Insurance broker Willis Group Holdings reported third quarter net income dropped 19 percent from the previous year absent a tax credit it received last year, but organic growth remained strong across the board.

The London headquartered broker reported net income dropped $15 million to $64 million over the same period last year. However, the firm received a tax credit of $29 million in the third quarter last year, compared to a tax charge of $10 million this year. Net income per share dropped 10 cents to 37 cents a share. Third quarter revenues grew 1 percent, or $8 million, to $733 million.

For the first nine months of the year, net income was down less than 1 percent, or $2 million, to $357 million. Net income per share was down 5 cents to $2.09 a share. Revenues were up 3 percent, or $65 million, to $2.5 billion, Willis said.

Organic growth stood at 4 percent for both the third quarter and nine months of the year. All segments showed growth with the firm's international business performing the best reporting growth of 6 percent for the third quarter and nine months.

During a conference call with investment analysts, Joe Plumeri, chairman and chief executive officer of Willis, said, "We are very pleased with the results of the first nine months."

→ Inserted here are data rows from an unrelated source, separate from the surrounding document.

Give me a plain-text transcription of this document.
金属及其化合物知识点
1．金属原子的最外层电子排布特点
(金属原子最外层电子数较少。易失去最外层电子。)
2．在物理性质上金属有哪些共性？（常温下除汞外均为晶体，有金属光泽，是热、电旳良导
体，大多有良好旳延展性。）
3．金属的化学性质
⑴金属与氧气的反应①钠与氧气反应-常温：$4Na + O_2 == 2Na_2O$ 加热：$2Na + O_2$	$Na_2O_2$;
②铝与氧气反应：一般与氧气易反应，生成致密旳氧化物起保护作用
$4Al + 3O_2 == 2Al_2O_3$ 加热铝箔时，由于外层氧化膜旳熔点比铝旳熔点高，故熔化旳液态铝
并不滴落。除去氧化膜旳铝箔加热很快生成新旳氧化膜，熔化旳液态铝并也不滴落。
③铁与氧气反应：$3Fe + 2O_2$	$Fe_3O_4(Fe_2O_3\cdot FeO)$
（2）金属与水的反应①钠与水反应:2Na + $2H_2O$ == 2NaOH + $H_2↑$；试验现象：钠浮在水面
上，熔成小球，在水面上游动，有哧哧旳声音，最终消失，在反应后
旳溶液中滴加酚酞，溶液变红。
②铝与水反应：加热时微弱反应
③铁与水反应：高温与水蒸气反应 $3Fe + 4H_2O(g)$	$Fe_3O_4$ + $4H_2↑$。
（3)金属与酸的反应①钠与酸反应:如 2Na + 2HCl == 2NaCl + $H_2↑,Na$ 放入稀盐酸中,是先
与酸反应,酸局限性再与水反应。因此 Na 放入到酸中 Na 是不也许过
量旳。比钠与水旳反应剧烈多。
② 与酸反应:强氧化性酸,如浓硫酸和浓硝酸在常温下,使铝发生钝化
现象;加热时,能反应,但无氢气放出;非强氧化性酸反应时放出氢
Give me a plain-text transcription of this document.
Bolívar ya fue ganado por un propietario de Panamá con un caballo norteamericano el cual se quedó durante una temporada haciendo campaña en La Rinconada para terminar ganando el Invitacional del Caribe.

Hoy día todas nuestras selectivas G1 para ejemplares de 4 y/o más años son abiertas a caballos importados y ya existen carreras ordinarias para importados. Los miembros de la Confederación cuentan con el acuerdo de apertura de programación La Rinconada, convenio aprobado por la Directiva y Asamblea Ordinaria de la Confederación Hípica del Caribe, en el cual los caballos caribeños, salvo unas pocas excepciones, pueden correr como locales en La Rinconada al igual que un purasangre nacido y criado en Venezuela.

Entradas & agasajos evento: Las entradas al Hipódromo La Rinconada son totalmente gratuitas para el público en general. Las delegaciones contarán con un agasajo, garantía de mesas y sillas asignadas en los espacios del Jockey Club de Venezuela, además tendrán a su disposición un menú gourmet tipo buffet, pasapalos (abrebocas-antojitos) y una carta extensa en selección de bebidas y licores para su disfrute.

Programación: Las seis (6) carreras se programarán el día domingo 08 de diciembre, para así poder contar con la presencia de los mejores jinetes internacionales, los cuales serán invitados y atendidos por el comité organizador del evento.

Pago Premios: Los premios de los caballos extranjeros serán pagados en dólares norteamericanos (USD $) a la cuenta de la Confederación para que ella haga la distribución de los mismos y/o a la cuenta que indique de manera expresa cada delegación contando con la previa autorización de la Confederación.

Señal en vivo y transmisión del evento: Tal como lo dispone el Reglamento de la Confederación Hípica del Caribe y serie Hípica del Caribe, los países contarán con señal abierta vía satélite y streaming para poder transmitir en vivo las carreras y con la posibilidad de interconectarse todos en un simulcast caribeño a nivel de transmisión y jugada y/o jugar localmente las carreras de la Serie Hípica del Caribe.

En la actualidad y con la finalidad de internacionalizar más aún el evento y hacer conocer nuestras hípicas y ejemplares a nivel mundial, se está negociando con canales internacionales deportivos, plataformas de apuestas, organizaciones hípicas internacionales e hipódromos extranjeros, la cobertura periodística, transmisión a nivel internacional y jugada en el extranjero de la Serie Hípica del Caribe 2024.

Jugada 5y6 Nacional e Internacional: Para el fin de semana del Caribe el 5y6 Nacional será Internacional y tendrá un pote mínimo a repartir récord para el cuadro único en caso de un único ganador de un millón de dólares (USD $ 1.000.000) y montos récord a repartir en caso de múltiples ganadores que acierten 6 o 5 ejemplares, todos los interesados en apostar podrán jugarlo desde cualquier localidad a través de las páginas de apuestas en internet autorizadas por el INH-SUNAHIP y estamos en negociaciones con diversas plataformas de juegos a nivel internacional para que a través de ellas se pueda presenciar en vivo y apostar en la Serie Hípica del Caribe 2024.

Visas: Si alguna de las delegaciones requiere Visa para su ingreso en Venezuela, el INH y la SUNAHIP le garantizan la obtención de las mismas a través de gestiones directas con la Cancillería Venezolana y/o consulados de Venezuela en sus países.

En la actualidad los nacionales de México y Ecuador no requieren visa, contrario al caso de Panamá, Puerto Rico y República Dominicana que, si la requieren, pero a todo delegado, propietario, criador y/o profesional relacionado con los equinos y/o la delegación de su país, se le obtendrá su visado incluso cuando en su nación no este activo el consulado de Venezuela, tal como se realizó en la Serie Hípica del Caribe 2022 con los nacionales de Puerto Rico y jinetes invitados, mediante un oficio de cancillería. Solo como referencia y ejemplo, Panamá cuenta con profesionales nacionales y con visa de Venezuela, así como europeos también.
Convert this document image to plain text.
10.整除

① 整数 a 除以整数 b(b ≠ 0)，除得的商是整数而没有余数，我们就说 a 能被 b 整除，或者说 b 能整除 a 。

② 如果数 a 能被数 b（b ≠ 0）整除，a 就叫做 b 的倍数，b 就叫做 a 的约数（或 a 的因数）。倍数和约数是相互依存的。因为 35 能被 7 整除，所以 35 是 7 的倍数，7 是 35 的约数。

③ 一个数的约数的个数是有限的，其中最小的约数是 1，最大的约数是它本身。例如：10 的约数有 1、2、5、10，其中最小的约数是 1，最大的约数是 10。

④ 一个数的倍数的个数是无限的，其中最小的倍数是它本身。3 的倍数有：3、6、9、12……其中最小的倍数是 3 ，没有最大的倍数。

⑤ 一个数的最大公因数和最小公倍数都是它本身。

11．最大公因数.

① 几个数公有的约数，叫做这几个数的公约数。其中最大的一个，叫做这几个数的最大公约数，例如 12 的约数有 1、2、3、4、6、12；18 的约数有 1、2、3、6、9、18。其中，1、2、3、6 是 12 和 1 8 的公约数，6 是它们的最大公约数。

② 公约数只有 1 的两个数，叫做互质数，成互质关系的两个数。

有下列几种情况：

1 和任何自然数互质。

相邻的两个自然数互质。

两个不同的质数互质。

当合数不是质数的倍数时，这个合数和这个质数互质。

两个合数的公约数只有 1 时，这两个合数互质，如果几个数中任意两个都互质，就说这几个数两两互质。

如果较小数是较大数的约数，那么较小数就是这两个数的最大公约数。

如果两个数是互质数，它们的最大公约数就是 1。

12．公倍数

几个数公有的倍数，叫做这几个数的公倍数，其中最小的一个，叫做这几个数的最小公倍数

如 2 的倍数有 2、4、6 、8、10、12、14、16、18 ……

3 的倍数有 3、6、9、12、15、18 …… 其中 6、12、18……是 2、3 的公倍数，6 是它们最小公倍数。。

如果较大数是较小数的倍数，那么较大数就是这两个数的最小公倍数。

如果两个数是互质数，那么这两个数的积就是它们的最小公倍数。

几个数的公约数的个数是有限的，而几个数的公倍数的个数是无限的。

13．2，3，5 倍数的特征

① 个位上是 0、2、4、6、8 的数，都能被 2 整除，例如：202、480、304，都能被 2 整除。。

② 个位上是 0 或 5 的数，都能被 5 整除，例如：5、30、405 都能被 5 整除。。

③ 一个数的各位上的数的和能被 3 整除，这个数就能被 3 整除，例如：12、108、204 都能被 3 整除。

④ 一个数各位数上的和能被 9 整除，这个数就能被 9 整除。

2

Willis' performance, demonstrated by its 4 percent organic growth, underscores the commitment of its sales culture to drive growth, he said.

"We think in this [economic] environment that that's outstanding and we need to support that, and reinforce that, so that we can remain confident that it will continue," he said.

He emphasized the company's aim to continue to control expenses and drive efficiency utilizing technology.

The firm reported an increase in salaries and benefits, up $13 million to $462 million, as it raised incentive compensation and increased employee counts in its international base.

Willis declared a quarterly cash dividend of 26 cents a share payable on Jan. 14 to shareholders of record as of Dec. 31.